Bacharel em Direito pelas Arcadas do Largo de São Francisco (turma de 57), Regina advogou até 1960, quando ingressou na CAIO. Fundou e presidiu a Fabus (Associação Nacional dos Fabricantes de Carroçarias para Ônibus) e a Rodonal (Associação Nacional das Empresas de Transportes Rodoviários Interestaduais e Internacionais de Passageiros). Fundou e dirigiu a Abrave (Associação Brasileira de Revendedores Autorizados de Veículos). Presidiu o Simefre (Sindicato da Indústria de Materiais e Equipamentos Ferroviários e Rodoviários no Estado de São Paulo). Segue-se vasta lista de empresas que dirigiu – indústrias, companhias de transporte de passageiros por ônibus, uma mineradora, um banco, uma fazenda … Participou de conselhos de administração – Caixa Econômica do Estado de São Paulo e Eletropaulo. Presidiu o paulistano Esporte Clube Pinheiros.

Nesta entrevista exclusiva, em português escorreito e firme, conta por que o gigante balançou. E vaticina: “A CAIO vai se recuperar”. Filho das Arcadas, aprendeu com as trovas acadêmicas que, ao enfrentar a adversidade, “quando se sente bater/ no peito heroica pancada/ deixa-se a folha dobrada/ enquanto se vai morrer”. Fala, Regina!

Transporte Moderno e TechniBus: O senhor convidou as revistas Transporte Moderno e Technibus para esta entrevista porque tem um comunicado importante a fazer. Qual é o recado aos leitores?

Cláudio Regina: O recado é o seguinte: eu acredito que todas as empresas de ônibus do Brasil conhecem profundamente a CAIO e a sua história. Estamos completando 53 anos de existência e podemos dizer que vivemos junto com os proprietários das empresas durante este período todo

Nascemos pequenos e crescemos juntos. E a CAIO sempre foi uma líder de mercado no setor de transporte urbano e sempre cumpriu rigorosamente com as suas obrigações. Infelizmente, um tempo atrás, por problemas vários, a CAIO sofreu uma queda de participação de mercado e, pelo afastamento que os acionistas tiveram da direção da Companhia, ela teve problemas mais sérios. Na verdade, quando nós pressupomos que poderíamos nos recuperar mais rapidamente, aconteceu que o mercado brasileiro (de ônibus), pela primeira vez em tantos anos, caiu, baixou violentamente – e acredito que (a queda) superou (no início deste ano). Pelas estatísticas da Fabus, mais de 50% -, e, com isso, a CAIO se sentiu prejudicada na sua recuperação. Sentindo que deveríamos dar uma satisfação maior aos nossos clientes, uma garantia de que a empresa teria uma continuidade, nós tivemos que solicitar um remédio que é amargo, mas que é legal, da concordata para estabelecer um marco zero, terminar com as pressões que existiam, principalmente acabar com os comentários maldosos que muitos fizeram de que a CAIO estaria paralisada.

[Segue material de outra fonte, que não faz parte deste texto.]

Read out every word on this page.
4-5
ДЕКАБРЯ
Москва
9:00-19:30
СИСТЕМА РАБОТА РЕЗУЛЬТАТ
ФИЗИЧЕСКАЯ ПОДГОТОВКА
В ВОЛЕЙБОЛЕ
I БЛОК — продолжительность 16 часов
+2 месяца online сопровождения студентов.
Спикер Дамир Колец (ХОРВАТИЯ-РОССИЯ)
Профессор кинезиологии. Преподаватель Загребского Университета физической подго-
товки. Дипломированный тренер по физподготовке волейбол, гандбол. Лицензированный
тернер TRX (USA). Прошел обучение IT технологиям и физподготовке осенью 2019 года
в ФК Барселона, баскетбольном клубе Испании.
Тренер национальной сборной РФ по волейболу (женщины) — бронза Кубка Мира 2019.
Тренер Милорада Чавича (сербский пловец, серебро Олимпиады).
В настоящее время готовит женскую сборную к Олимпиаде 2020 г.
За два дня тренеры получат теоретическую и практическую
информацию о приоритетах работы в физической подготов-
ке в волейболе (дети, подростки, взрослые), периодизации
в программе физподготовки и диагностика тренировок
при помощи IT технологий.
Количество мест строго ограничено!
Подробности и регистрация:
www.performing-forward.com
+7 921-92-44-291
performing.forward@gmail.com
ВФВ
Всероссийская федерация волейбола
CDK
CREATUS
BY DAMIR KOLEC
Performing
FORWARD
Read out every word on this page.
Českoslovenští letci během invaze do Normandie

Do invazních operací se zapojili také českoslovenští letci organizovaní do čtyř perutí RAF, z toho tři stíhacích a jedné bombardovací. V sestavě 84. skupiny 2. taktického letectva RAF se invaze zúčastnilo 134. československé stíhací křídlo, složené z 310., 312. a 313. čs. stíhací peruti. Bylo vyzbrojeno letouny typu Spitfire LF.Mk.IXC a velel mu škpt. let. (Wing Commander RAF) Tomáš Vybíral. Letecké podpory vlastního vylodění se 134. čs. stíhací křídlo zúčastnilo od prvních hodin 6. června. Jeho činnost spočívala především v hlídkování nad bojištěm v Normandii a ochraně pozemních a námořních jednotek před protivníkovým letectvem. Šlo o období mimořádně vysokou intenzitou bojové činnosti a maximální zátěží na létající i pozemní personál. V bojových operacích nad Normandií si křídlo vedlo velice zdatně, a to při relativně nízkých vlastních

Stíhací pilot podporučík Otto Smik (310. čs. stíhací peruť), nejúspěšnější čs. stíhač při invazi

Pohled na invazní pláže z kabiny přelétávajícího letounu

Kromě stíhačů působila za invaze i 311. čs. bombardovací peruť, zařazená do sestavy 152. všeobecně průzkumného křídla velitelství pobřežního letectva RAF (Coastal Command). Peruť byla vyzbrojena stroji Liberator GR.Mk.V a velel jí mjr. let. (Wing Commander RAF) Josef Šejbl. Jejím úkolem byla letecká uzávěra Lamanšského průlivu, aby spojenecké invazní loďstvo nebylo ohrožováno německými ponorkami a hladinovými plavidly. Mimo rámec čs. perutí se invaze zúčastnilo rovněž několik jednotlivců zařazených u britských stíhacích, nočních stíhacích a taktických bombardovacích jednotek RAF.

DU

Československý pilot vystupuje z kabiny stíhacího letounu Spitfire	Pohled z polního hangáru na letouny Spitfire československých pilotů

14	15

Quando a CAIO deu férias coletivas aos seus funcionários, no mesmo momento todas as fábricas de carrocerias estavam agindo da mesma forma. Eu diria, também, que – é oficialmente confirmado – as próprias montadoras-Scania, Volvo, Mercedes – também suspenderam a fabricação, por um período, de chassis para ônibus. A situação ficou grave no transporte coletivo nacional, que ainda não se recuperou, ainda está procurando voltar à normalidade. Finalmente, o Finame resolveu subir (sua participação nos financiamentos de caminhões e ônibus) para 80% (leia nesta edição a reportagem sobre financiamento no transporte), o que anima, um pouco, as vendas.

Transporte Moderno e TechniBus: O senhor está na CAIO desde 1960. Estava no conselho de administração e reassumiu a direção executiva, justamente para poder enfrentar este período da concordata. A CAIO já passou, como diversas empresas, por situações extremamente adversas em tantos anos: mudança de governo, inflação, recessão, Plano Collor (um período a que muitas empresas não sobreviveram). O que o senhor acha que este momento teve de diferente? Para a empresa não conseguir honrar os seus compromissos e se ver numa situação dessas?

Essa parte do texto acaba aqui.